U.S.-China Talks: Who Wants to Gain What?

Washington DC

China and the U.S. are set to begin talks in Washington on Wednesday at a two-day conference intended to address varying economic issues, though of chief concern to the U.S. is the trade deficit that exists between it and China.

Present at the talks will be Secretary of State John Kerry, Treasury Secretary Jacob Lew, and their counterparts, Vice Premier Wang Yang and State Councilor Yang Jiechi.

The U.S.-China Strategic and Economic Dialogue could be somewhat tense: the U.S. has previously wanted to deal with the issue of spying and theft related to intellectual property, while leaks coming from former National Security Agency contractor Eric Snowden have revealed that Washington has been hacking into Chinese computers in Hong Kong and elsewhere since 2009. This makes concerns expressed by the White House significantly weaker than they might have been, though the U.S. will attempt to differentiate security concerns from trade secrets.

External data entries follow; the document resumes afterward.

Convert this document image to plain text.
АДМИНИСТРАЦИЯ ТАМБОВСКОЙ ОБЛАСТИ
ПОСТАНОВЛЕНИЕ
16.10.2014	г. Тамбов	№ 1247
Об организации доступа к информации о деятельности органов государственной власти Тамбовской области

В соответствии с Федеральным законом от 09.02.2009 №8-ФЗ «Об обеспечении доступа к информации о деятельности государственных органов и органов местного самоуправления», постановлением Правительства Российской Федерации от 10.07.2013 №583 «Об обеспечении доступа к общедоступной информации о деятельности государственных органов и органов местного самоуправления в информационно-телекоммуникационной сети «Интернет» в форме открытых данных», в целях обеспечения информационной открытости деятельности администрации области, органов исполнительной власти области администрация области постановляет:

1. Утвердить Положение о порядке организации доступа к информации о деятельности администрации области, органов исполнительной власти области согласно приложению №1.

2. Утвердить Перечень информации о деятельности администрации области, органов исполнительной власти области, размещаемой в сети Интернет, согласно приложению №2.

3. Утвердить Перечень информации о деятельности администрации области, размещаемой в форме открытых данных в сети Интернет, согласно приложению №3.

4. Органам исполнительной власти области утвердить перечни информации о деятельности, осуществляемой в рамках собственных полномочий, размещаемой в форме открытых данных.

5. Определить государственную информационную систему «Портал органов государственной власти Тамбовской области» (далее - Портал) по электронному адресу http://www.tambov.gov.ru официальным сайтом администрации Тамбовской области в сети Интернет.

The flow of goods between the two countries will be a chief topic of discussion this week, as the trade deficit between the U.S. and China favors the eastern country quite heavy — the difference in 2012 is in the neighborhood of $315.1 billion.

U.S. businesses want greater access to heavily regulated Chinese markets, according to John Frisbie, president of the U.S.-China Business Council. Speaking in an interview with Bloomberg television, he said that cloud computing and agriculture remain highly inaccessible to American firms.

The problem doesn’t flow just one way, though, Vice Premier Yang wrote in an op-ed for The Wall Street Journal. Touching on the apparent hypocrisy, Yang said: “Some Chinese wonder why their country’s corporate investments in America have suffered setbacks time and again, even as the U.S. is actively trying to expand employment. Why should the U.S. keep talking about its trade imbalance with China while refusing to lift controls on high-tech exports to China?”

The complaint could in part be a reference to licensing requirements the U.S. government has on high-tech products going to China. The requirements are intended to prevent products from being militarized by the Chinese government or other recipients of the technology.

China faces its own criticism on the government control front as many in the U.S. tire of a constantly weak yuan. The alleged efforts of Beijing to devalue its currency and bolster the country’s exports puts American companies at a disadvantage in trading, since the cheaper yuan facilitates more consumption of Chinese products in America. The yuan has risen recently to 6.1326 per dollar, perhaps bolstering China’s defense of its currency practices.

While weaker growth in China may give the U.S. some kind of negotiating edge, the Chinese government has accepted a reduction in economic expansion as a part of its societal maturation. Without substantial decline, the government isn’t apt to take action and correct the slowdown. President Xi Jinping asking the global community to look at other variables in China, including environmental improvements, welfare, and social development.